You were closely associated with the World’s Fastest Drummer for some time. Is that still part of your practice now?

“No, it is not. I need to say, there is no World’s Fastest Drummer, I never thought that I was, and I definitely know that I am not with many different aspects. There are so many different mechanical things to be done on a drumset in so many different ways. 

“I will only claim one thing about my whole involvement with it and something I really do like and I’m most proud of and that’s the bare hands World Record because that says a lot. 

“I was trying to say something with that, I was trying to communicate that people who wanted to have more power and be better at the drums could use that as an example to say that can really be done. 

“Those speeds can really be played with a bare hand as single individual hits without bouncing or anything. That’s all I was trying to do with that. 

“I think Jotan Afanador has the fastest single strokes in a minute. He’s the guy that finished at 1199, but he actually broke 1200 before me, it’s just that at one point, videos weren’t allowed. 

“Jotan was there before me and Jotan is much cleaner than me. I don’t even like my hand records. My hand records are all-out muscular, they’re not even clean drumming. It’s all muscle. 

“Tom [Grosset], the new kid, his hits are much cleaner than mine too. I think that with the WFD, it was bad timing for Jotan, but I’m going on record here that if I have any say, Jotan is the number one because he did significantly into the 1200s and he did it clean. 

“So, no, it’s not part of my thing. What’s part of my thing and always will be is what went into the bare hands record. 

“Look at what George Kollias and other people are doing. George is playing flat out completely 100 percent faster than me in every way. Would he be faster playing bare hands and hitting at full volume? Probably not. 

“But that’s different. All-out endurance, speed, my god, I wouldn’t even pretend to try to want to play anything he does. I can’t even carry his underwear, so I don’t even want to be put in the same thing as those guys. 

“If you count my muscle spasms, then I can play 300bpm pretty strong at times. Musicianship is a different thing, but I give credit where credit is due.”

How do you want to develop your technique moving forwards?

“My path going forward is that I’m evolving in many ways at will. I don’t evolve by any kind of randomness or accident. Every bit of it comes from will; will is the source. It’s something very real, probably more real than the flesh and bones. 

“With my will, I’m evolving on a path as a drummer and as a songwriter. I’m evolving to be much more comfortable being under a microscope and I want to help people and share my path. 
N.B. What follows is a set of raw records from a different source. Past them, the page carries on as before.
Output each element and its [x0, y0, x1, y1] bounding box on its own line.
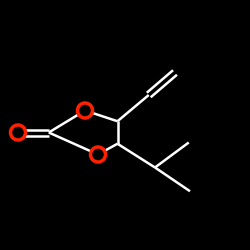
Circle shape — [90, 146, 106, 163]
Circle shape — [10, 124, 26, 141]
Circle shape — [77, 102, 93, 119]
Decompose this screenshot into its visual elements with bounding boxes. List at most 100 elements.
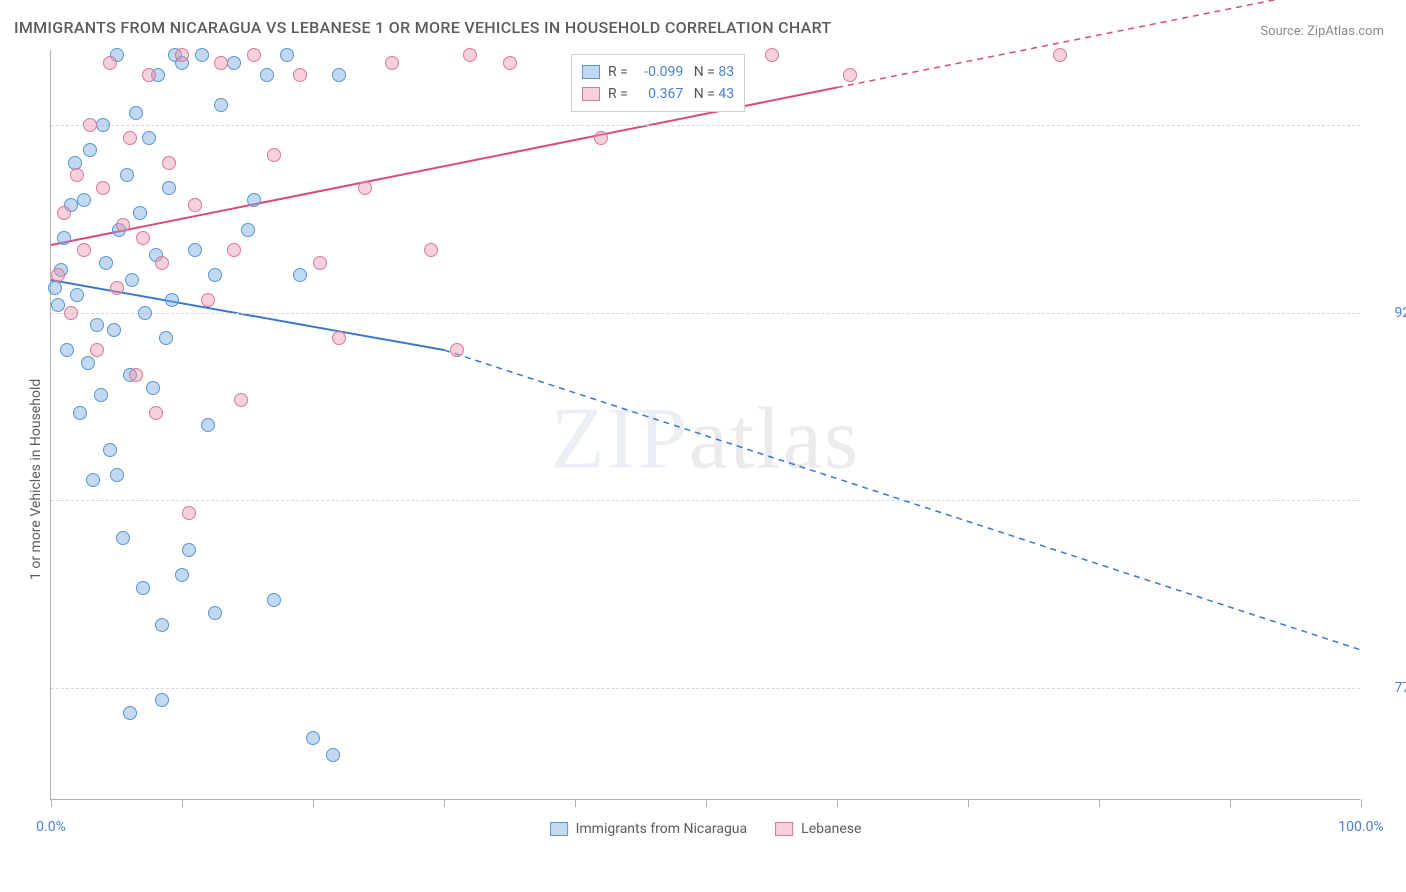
- data-point-nicaragua: [214, 98, 228, 112]
- data-point-nicaragua: [146, 381, 160, 395]
- gridline: [51, 125, 1360, 126]
- data-point-lebanese: [149, 406, 163, 420]
- x-tick: [837, 799, 838, 807]
- data-point-nicaragua: [83, 143, 97, 157]
- data-point-lebanese: [162, 156, 176, 170]
- stats-row-lebanese: R = 0.367 N = 43: [582, 83, 734, 105]
- chart-title: IMMIGRANTS FROM NICARAGUA VS LEBANESE 1 …: [14, 18, 831, 37]
- data-point-nicaragua: [175, 568, 189, 582]
- data-point-nicaragua: [129, 106, 143, 120]
- data-point-nicaragua: [155, 618, 169, 632]
- data-point-nicaragua: [195, 48, 209, 62]
- data-point-lebanese: [51, 268, 65, 282]
- data-point-lebanese: [424, 243, 438, 257]
- data-point-nicaragua: [280, 48, 294, 62]
- data-point-nicaragua: [227, 56, 241, 70]
- data-point-lebanese: [123, 131, 137, 145]
- x-tick-label: 100.0%: [1338, 819, 1383, 835]
- data-point-lebanese: [116, 218, 130, 232]
- stats-text: R = -0.099 N = 83: [608, 64, 734, 80]
- data-point-nicaragua: [90, 318, 104, 332]
- data-point-nicaragua: [155, 693, 169, 707]
- data-point-nicaragua: [188, 243, 202, 257]
- data-point-nicaragua: [123, 706, 137, 720]
- data-point-nicaragua: [60, 343, 74, 357]
- data-point-nicaragua: [293, 268, 307, 282]
- legend-item-lebanese: Lebanese: [775, 821, 861, 837]
- x-tick: [575, 799, 576, 807]
- data-point-lebanese: [96, 181, 110, 195]
- data-point-lebanese: [765, 48, 779, 62]
- data-point-lebanese: [57, 206, 71, 220]
- data-point-nicaragua: [96, 118, 110, 132]
- legend-item-nicaragua: Immigrants from Nicaragua: [550, 821, 748, 837]
- data-point-lebanese: [214, 56, 228, 70]
- data-point-lebanese: [103, 56, 117, 70]
- swatch-lebanese: [775, 822, 793, 836]
- data-point-nicaragua: [73, 406, 87, 420]
- stats-row-nicaragua: R = -0.099 N = 83: [582, 61, 734, 83]
- x-tick: [444, 799, 445, 807]
- data-point-nicaragua: [110, 468, 124, 482]
- data-point-lebanese: [594, 131, 608, 145]
- data-point-nicaragua: [94, 388, 108, 402]
- data-point-nicaragua: [306, 731, 320, 745]
- data-point-nicaragua: [208, 606, 222, 620]
- y-axis-label: 1 or more Vehicles in Household: [28, 379, 44, 580]
- data-point-lebanese: [77, 243, 91, 257]
- data-point-nicaragua: [116, 531, 130, 545]
- source-attribution: Source: ZipAtlas.com: [1260, 24, 1384, 39]
- data-point-lebanese: [201, 293, 215, 307]
- data-point-lebanese: [188, 198, 202, 212]
- data-point-nicaragua: [332, 68, 346, 82]
- data-point-nicaragua: [162, 181, 176, 195]
- data-point-lebanese: [1053, 48, 1067, 62]
- data-point-nicaragua: [77, 193, 91, 207]
- gridline: [51, 688, 1360, 689]
- data-point-lebanese: [175, 48, 189, 62]
- gridline: [51, 313, 1360, 314]
- data-point-nicaragua: [182, 543, 196, 557]
- data-point-lebanese: [358, 181, 372, 195]
- x-tick: [182, 799, 183, 807]
- data-point-lebanese: [843, 68, 857, 82]
- data-point-nicaragua: [165, 293, 179, 307]
- data-point-nicaragua: [201, 418, 215, 432]
- trendline-ext-lebanese: [837, 0, 1361, 88]
- x-tick: [51, 799, 52, 807]
- data-point-lebanese: [90, 343, 104, 357]
- swatch-nicaragua: [582, 65, 600, 79]
- data-point-lebanese: [450, 343, 464, 357]
- gridline: [51, 500, 1360, 501]
- data-point-nicaragua: [86, 473, 100, 487]
- data-point-nicaragua: [99, 256, 113, 270]
- data-point-lebanese: [293, 68, 307, 82]
- data-point-nicaragua: [142, 131, 156, 145]
- data-point-nicaragua: [208, 268, 222, 282]
- x-tick: [1230, 799, 1231, 807]
- data-point-nicaragua: [103, 443, 117, 457]
- data-point-lebanese: [182, 506, 196, 520]
- stats-text: R = 0.367 N = 43: [608, 86, 734, 102]
- swatch-nicaragua: [550, 822, 568, 836]
- data-point-nicaragua: [138, 306, 152, 320]
- data-point-lebanese: [70, 168, 84, 182]
- data-point-nicaragua: [241, 223, 255, 237]
- data-point-nicaragua: [136, 581, 150, 595]
- legend-label: Lebanese: [801, 821, 861, 837]
- data-point-lebanese: [83, 118, 97, 132]
- data-point-lebanese: [227, 243, 241, 257]
- data-point-nicaragua: [260, 68, 274, 82]
- data-point-lebanese: [64, 306, 78, 320]
- data-point-lebanese: [267, 148, 281, 162]
- stats-legend: R = -0.099 N = 83 R = 0.367 N = 43: [571, 54, 745, 112]
- x-tick-label: 0.0%: [36, 819, 66, 835]
- data-point-nicaragua: [57, 231, 71, 245]
- data-point-lebanese: [155, 256, 169, 270]
- x-tick: [968, 799, 969, 807]
- legend-label: Immigrants from Nicaragua: [576, 821, 748, 837]
- data-point-lebanese: [129, 368, 143, 382]
- data-point-nicaragua: [159, 331, 173, 345]
- data-point-lebanese: [234, 393, 248, 407]
- data-point-lebanese: [463, 48, 477, 62]
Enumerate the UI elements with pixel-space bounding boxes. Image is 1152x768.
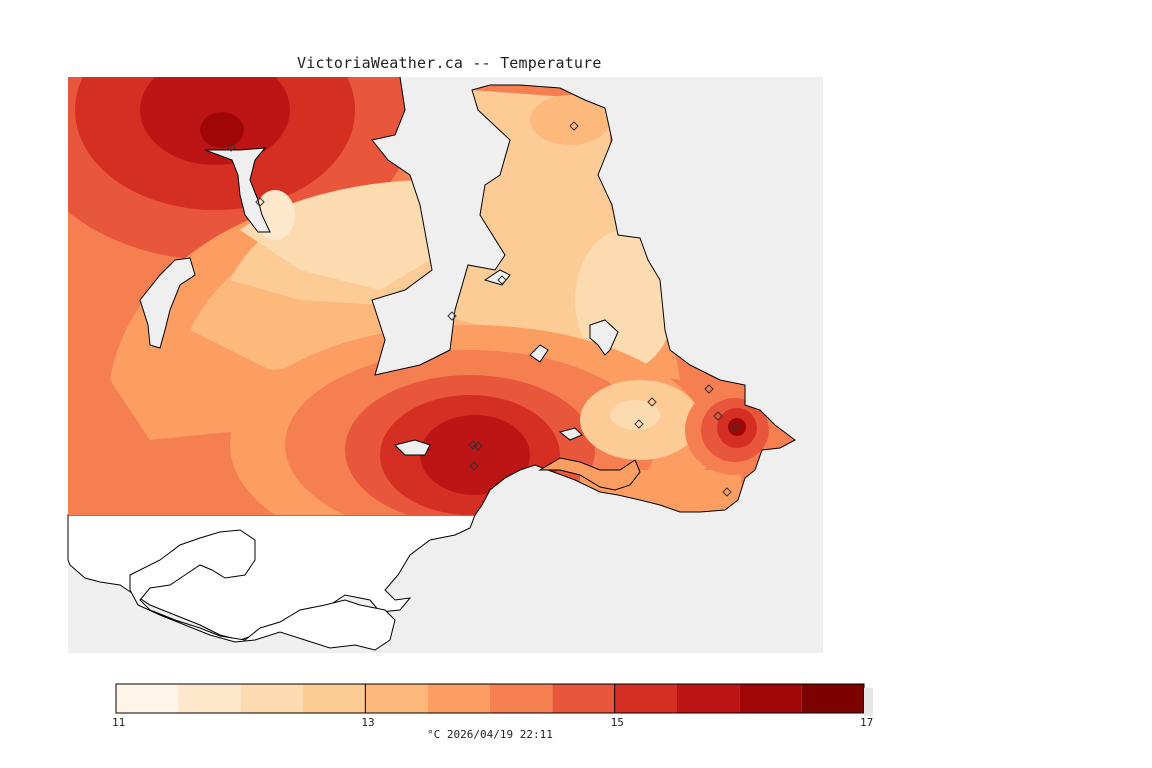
coastline-islet xyxy=(558,427,583,441)
station-marker[interactable] xyxy=(473,441,483,451)
station-marker[interactable] xyxy=(647,397,657,407)
coastline-inlet xyxy=(538,457,641,491)
legend-tick-label: 17 xyxy=(860,716,874,729)
station-marker[interactable] xyxy=(255,197,265,207)
map-title: VictoriaWeather.ca -- Temperature xyxy=(297,54,602,72)
station-marker[interactable] xyxy=(469,461,479,471)
station-marker[interactable] xyxy=(704,384,714,394)
island-outside-grid xyxy=(129,529,396,651)
station-marker[interactable] xyxy=(634,419,644,429)
station-markers xyxy=(226,121,740,497)
coastline xyxy=(371,76,796,516)
station-marker[interactable] xyxy=(497,275,507,285)
station-marker[interactable] xyxy=(730,422,740,432)
legend-tick-label: 15 xyxy=(610,716,624,729)
inland-water xyxy=(139,147,619,456)
legend-units-timestamp: °C 2026/04/19 22:11 xyxy=(427,728,553,741)
legend-tick-label: 11 xyxy=(112,716,126,729)
station-marker[interactable] xyxy=(569,121,579,131)
station-marker[interactable] xyxy=(447,311,457,321)
station-marker[interactable] xyxy=(226,142,236,152)
station-marker[interactable] xyxy=(722,487,732,497)
station-marker[interactable] xyxy=(713,411,723,421)
legend-tick-label: 13 xyxy=(361,716,375,729)
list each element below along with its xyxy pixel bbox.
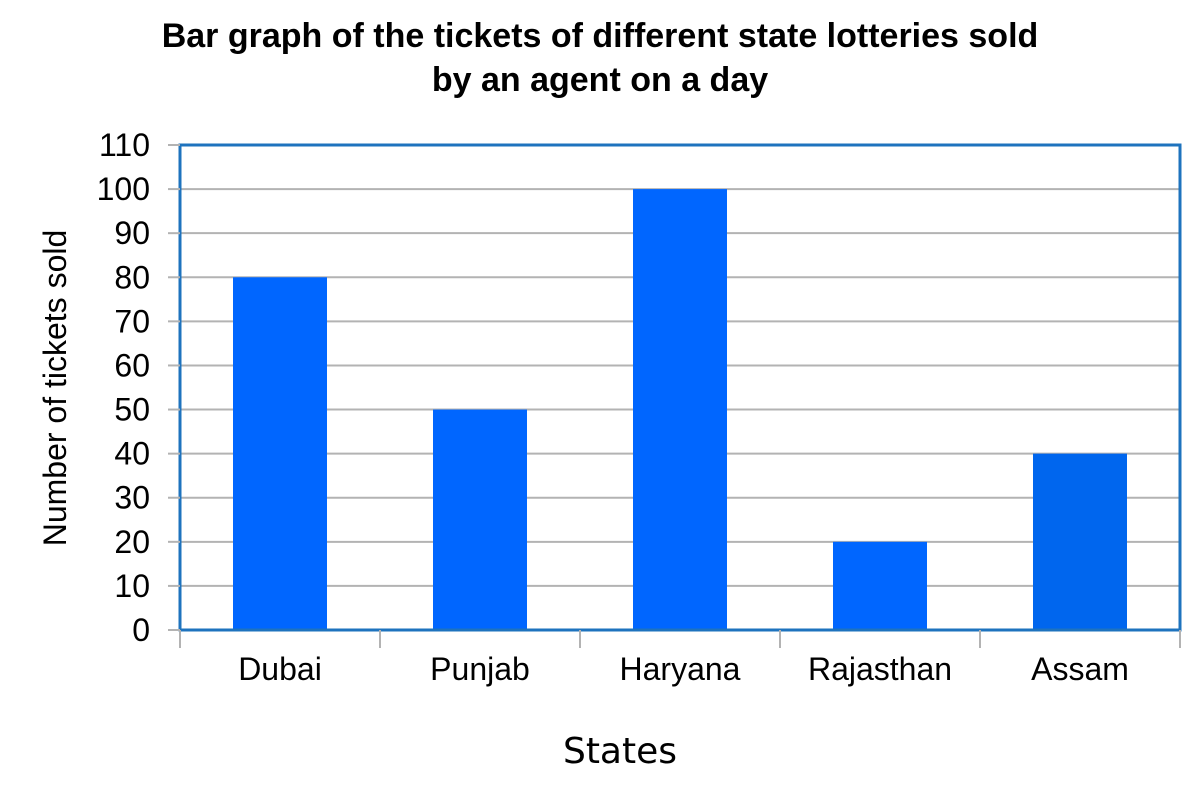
chart-title: Bar graph of the tickets of different st… xyxy=(0,14,1200,102)
y-tick-label: 90 xyxy=(114,215,150,251)
chart-title-line-1: Bar graph of the tickets of different st… xyxy=(161,17,1039,55)
x-axis-tick-labels: Dubai Punjab Haryana Rajasthan Assam xyxy=(238,651,1129,687)
bars xyxy=(233,189,1127,630)
bar-assam xyxy=(1033,453,1127,630)
y-tick-label: 110 xyxy=(99,127,150,163)
x-axis-title: States xyxy=(563,731,677,772)
plot-area-border xyxy=(178,143,1182,632)
y-tick-label: 70 xyxy=(114,303,150,339)
y-tick-label: 50 xyxy=(114,392,150,428)
y-tick-label: 80 xyxy=(114,259,150,295)
x-axis-ticks xyxy=(168,144,1181,648)
x-tick-label: Dubai xyxy=(238,651,322,687)
bar-punjab xyxy=(433,409,527,630)
y-axis-tick-labels: 0 10 20 30 40 50 60 70 80 90 100 110 xyxy=(97,127,150,648)
x-tick-label: Rajasthan xyxy=(808,651,952,687)
chart-title-line-2: by an agent on a day xyxy=(431,61,769,99)
bar-haryana xyxy=(633,189,727,630)
y-tick-label: 0 xyxy=(132,612,150,648)
y-tick-label: 40 xyxy=(114,436,150,472)
bar-dubai xyxy=(233,277,327,630)
x-tick-label: Punjab xyxy=(430,651,530,687)
y-tick-label: 30 xyxy=(114,480,150,516)
y-tick-label: 20 xyxy=(114,524,150,560)
x-tick-label: Haryana xyxy=(620,651,741,687)
y-tick-label: 100 xyxy=(97,171,150,207)
y-tick-label: 60 xyxy=(114,347,150,383)
y-tick-label: 10 xyxy=(114,568,150,604)
y-axis-title: Number of tickets sold xyxy=(37,230,73,547)
x-tick-label: Assam xyxy=(1031,651,1129,687)
bar-rajasthan xyxy=(833,541,927,630)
“I am honest. I just want other people to be honest too. I want people to know the truth. My path is to communicate what I’m really playing and doing, that I’m trying to grow with how I deal with working so that other people who want to work as a musician know that they have to succumb to greater goods. If you play in someone else’s band, learn the music. 

“I’m evolving as a drummer. I’ve been improvising so much more in the last decade, I’m playing with more confidence with that improvisation. 

“I’m also playing a little differently now with the Dream Theater stuff. Yes, I’m adhering to the parts but I’m not going to worry about what I change or what I don’t change. My drumset is always evolving, I’m trying to reduce some things, but there are things I need and I’m evolving where I don’t really care what anyone says or thinks. 

“Don’t like it? I’ve got a job and I’m the one in a magazine, so if you don’t like it, go ahead and be that guy in the magazine and say what you think. 

“You can call me out if I’m speaking anything that’s not true, or you can call me out if you don’t like it, that’s fine, but at least offer something that’s positive because people read these words and we have to try to help each other out and get through a lot of trials in life. 

“We have to help each other out. I think that’s really the bottom line here.”